1. Really fast fashion
Supply chain management is the key to Zara’s success and much of it relies on the fact that they refresh collections almost twice a week — that’s a total of one hundred and four collections annually. When compared to that of a ready-to-wear designer who only pulls out four to five collections a year (with pre-collections, couture and resort-wear included), it was brands like Zara that contributed to the see-now, buy-now runway model. The time gap between collection ideation to store delivery is as short as two weeks and worries like ‘dead stock’ hardly deter them as the refreshed batches are of small quantity, so there isn’t a ton of unsold inventory to get rid of.
2. Vertical integration
In a supply chain there are four main phases; sourcing, manufacturing, distribution and retail. A company vertically integrates when it controls two or more of these stages. This operating model enables brands to change collections frequently and adapt to rapid demand changes while covering vast customer base. Zara operates their own clothes factories, employ their own designers and run their own shops — this, in turn offers them a huge advantage to translate the latest trend into new product and have it in stores in a couple of weeks.
3. Cashing in on trends
The millennial and Gen Z shoppers are frugal, value-minded and demand quick, on-trend fashion. Instead of spending money on research and development in an aim to be the next trendsetter or innovator, Zara focuses on the latest and of-the-moment trends, armed with its responsive supply chain that helps it churn out smack in the middle of the season.
4. Limited exclusivity
Most retailers and brands are used to working with a six month lead time — a tried-and-tested formula at that, but not without risk. By the time the stock rolls out, its at a higher risk of the trend turning outdated.

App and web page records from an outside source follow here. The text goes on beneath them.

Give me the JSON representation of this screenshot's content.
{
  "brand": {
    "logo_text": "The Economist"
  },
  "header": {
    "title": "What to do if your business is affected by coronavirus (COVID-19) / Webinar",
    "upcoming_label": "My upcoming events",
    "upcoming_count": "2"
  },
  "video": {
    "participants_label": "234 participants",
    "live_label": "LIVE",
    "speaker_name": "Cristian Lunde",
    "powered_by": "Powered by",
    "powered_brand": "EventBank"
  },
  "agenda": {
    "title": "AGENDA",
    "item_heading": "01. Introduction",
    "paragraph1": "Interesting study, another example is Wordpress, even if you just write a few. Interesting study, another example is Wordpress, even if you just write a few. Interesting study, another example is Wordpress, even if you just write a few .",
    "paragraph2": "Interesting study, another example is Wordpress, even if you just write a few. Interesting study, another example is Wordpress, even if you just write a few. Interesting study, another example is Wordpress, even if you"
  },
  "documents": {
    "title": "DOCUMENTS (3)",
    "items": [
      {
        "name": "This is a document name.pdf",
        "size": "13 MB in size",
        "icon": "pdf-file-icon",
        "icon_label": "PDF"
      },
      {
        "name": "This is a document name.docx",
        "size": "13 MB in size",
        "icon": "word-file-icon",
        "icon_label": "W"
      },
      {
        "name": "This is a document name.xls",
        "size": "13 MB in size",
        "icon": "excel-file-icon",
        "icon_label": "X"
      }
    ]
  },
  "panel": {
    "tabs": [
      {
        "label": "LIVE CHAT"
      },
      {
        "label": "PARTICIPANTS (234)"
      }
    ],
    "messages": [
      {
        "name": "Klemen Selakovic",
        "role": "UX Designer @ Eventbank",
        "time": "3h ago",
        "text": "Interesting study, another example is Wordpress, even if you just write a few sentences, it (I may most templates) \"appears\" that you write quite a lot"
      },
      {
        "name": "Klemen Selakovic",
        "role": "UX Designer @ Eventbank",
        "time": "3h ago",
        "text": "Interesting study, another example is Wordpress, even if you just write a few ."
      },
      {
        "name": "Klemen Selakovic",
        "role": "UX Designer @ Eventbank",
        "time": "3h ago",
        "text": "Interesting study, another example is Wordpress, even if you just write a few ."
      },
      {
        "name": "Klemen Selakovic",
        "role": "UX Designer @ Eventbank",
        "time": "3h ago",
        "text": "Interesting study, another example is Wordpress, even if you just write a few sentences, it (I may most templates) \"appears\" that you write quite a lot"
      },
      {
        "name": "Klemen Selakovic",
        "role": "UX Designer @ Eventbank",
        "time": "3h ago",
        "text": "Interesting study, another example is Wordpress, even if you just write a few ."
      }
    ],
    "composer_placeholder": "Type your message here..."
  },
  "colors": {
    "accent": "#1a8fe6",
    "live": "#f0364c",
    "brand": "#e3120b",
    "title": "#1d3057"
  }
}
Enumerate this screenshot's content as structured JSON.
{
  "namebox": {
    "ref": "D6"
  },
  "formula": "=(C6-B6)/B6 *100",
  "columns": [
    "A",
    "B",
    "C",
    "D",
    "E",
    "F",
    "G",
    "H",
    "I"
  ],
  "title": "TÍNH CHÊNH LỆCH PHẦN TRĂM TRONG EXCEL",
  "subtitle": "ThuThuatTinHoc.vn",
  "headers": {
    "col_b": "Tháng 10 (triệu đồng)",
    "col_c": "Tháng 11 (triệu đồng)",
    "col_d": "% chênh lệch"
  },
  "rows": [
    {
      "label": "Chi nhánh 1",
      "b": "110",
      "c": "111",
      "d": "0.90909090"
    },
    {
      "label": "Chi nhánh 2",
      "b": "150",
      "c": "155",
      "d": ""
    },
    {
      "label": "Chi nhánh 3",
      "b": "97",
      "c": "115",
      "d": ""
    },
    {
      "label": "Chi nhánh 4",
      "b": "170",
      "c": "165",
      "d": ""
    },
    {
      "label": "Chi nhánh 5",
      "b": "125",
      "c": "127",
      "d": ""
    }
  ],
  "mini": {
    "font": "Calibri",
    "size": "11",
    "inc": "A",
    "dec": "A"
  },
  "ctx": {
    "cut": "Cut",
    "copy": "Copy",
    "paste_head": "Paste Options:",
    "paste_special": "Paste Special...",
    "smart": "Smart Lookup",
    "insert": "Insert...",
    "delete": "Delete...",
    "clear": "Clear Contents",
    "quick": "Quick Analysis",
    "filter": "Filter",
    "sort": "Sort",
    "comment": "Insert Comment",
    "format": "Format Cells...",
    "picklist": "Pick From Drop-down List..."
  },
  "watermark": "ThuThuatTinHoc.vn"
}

With Zara’s on trend delivery, it also rolls out a limited amount of stock with each collection, that not only saves excess inventory but also gives the customers a sense of urgency to head out and buy the clothes before it gets replaced with the new or goes out of stock.
5. Consumer is key
Additionally, Zara boasts of a ‘data processing centre’ that’s open every hour of the day — it allows every single one of the stores to track sales data while another team zeroes in on customer feedback. Store managers actively monitor customers’ reactions on basis of what they buy or don’t buy and what they say to a sales clerk. The Inditex sales staff is trained to draw out these sorts of comments from their customers and store managers report this information to the headquarters everyday where it is then transmitted to a vast team of in-house designers, who quickly develop new designs and send them to factories to be turned into clothes.